The chief regarded him dully. Finally he spoke.
“With what?”
“You have barley, cattle, sheep,” Porteus replied firmly.
“We cannot pay. You can see for yourself, Roman. Your emperor is too greedy,” the man replied.
“There’s no statue to the divine emperor anywhere in the settlement,” the centurion grumbled at his side. “And their shrine is to some native god we can’t recognise.”
This too was a serious matter. It was the policy of Rome to discover the characteristics of the gods the natives worshipped and to join them to whichever seemed the closest of the vast pantheon of Roman gods. In this way, the provinces passed easily into Roman forms of worship without abandoning their own ancestral gods.
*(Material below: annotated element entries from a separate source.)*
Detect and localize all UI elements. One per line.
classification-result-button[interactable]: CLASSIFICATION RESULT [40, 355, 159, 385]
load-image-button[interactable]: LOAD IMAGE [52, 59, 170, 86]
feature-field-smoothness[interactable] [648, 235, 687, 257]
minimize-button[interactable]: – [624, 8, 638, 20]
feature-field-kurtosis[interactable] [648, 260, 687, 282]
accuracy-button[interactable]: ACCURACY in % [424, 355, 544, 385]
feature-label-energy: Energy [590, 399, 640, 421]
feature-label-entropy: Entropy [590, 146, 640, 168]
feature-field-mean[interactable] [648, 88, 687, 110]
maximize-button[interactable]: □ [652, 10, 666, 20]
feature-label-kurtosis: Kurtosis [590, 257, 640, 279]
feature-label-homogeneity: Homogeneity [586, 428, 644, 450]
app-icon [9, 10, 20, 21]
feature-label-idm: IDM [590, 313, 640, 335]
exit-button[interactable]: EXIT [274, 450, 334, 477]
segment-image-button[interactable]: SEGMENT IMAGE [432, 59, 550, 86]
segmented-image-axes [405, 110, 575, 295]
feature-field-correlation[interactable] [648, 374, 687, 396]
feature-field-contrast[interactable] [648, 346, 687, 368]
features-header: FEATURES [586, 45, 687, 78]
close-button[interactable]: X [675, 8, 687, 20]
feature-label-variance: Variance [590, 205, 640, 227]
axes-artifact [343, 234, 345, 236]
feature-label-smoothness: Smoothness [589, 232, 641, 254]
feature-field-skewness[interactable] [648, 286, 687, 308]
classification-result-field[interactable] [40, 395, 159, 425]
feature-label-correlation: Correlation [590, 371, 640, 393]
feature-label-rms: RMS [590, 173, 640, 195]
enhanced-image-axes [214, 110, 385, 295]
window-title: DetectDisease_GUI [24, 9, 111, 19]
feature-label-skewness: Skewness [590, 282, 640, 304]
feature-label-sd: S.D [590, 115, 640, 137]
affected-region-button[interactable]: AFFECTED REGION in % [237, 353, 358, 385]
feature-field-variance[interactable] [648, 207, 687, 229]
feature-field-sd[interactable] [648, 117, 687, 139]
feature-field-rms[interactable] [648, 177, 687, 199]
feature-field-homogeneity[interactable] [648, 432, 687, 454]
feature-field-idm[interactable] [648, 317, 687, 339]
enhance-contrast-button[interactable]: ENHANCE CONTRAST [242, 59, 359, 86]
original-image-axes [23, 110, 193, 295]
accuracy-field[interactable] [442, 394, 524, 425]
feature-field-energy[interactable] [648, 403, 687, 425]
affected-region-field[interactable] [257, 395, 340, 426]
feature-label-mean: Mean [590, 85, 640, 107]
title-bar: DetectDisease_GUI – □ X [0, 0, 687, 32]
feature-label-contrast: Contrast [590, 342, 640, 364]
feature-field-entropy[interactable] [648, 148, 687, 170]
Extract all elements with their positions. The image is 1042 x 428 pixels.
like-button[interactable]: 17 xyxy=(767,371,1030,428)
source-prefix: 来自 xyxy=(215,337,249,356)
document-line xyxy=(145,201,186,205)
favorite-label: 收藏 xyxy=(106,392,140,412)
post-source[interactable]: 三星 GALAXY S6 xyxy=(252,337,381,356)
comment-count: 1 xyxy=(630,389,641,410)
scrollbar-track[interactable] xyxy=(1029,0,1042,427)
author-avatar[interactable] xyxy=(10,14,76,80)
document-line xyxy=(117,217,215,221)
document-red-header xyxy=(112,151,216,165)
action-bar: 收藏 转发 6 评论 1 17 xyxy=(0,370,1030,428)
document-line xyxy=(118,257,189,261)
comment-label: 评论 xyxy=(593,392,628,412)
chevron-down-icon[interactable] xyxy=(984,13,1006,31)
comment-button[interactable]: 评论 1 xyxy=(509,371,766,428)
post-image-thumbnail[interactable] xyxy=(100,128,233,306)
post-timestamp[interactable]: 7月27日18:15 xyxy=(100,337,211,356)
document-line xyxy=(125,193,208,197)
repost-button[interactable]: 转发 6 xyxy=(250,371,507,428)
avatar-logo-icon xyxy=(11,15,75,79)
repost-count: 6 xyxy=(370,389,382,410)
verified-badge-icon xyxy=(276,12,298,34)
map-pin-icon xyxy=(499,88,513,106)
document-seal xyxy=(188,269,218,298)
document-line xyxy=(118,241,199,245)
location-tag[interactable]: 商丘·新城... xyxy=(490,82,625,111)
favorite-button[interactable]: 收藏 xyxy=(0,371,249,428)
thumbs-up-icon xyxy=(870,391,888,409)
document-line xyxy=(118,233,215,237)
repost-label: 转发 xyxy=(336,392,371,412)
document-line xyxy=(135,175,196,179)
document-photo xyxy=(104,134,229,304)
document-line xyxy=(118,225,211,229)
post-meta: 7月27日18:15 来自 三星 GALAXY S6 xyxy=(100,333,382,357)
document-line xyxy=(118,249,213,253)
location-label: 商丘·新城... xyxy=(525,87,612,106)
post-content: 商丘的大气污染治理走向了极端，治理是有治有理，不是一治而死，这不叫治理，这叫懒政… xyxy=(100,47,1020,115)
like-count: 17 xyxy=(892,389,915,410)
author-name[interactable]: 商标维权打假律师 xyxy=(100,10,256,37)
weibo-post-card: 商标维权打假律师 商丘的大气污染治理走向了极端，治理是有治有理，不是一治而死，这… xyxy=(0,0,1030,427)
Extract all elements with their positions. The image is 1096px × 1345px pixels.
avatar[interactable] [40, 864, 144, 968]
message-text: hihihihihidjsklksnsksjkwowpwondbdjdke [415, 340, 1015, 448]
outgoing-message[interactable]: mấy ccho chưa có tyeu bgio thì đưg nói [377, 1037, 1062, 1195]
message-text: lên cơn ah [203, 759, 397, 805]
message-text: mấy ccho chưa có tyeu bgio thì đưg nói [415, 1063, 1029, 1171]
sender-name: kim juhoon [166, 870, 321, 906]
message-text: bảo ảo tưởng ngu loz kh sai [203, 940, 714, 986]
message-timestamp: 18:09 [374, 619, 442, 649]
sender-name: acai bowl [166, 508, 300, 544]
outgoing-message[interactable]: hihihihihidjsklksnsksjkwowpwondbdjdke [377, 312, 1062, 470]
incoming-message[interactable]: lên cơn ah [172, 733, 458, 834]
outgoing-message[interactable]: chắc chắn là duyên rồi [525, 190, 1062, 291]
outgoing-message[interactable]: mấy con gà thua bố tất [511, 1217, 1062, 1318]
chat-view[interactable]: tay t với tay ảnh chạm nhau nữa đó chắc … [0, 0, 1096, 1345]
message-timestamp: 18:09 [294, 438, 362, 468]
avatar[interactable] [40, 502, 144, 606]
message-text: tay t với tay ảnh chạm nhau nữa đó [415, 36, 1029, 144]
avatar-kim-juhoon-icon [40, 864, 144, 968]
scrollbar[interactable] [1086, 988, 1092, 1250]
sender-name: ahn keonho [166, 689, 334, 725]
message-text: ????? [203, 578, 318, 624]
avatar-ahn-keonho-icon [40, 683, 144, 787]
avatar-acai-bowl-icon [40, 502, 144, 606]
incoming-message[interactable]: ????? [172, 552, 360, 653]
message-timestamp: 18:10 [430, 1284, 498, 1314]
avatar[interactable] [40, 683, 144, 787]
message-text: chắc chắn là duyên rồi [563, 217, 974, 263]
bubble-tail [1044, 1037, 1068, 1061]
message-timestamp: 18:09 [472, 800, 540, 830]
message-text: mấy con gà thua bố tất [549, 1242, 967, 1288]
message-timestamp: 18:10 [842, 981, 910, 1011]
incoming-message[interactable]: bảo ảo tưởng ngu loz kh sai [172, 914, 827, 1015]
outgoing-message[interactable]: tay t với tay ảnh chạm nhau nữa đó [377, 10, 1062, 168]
It was a practical compromise which usually worked; as long as they abandoned the cursed Druid sect and paid due respect to the divine emperor they were left alone. But the curious hooded figure that the centurion had found in the little shrine, who held a snake in one hand and a raven in the other, did not seem to be identifiable with any Roman deity.
“These ones are trouble,” he muttered. “We’d do better to burn the whole place down.”
But Porteus shook his head. It seemed pointless to destroy these miserable folk. He was also concerned to see that the taxes they had been assessed by the procurator Decius were obviously too high: for they amounted to more than half the cattle in the pens, and to two thirds of all the barley.
“I shall have their taxes reassessed,” he stated. “For the moment we shall take ten cattle, and one wagon of grain.”
“That’s letting them off lightly,” complained the centurion.
“They must pay it at once,” Porteus continued. And turning to the old chief he announced: “We shall take taxes from you now, but new assessments will be made in the future – less high than these, and those you must pay promptly.”
“Take the ten cattle,” Porteus said to the centurion, and the Roman legionaries moved quickly into the cattle pens.
It was then that the trouble began. The natives, seeing their livestock being taken, began to jostle the soldiers and the old chief, with great foolishness, did nothing to stop them. A scuffle began as the legionaries pushed the ragged natives aside with their shields. And then suddenly, as if from nowhere, an elderly woman appeared with a spear and rushed towards them. Before anyone could stop her, she hurled the spear with ferocious accuracy at one of the soldiers. It struck him in the neck and he fell. As soon as he saw it, Porteus knew what must follow.
“Form a line,” the centurion shouted. “We’ll deal with them,” he cried to Porteus. Before he could do anything about it, Porteus saw the battle line drawn up.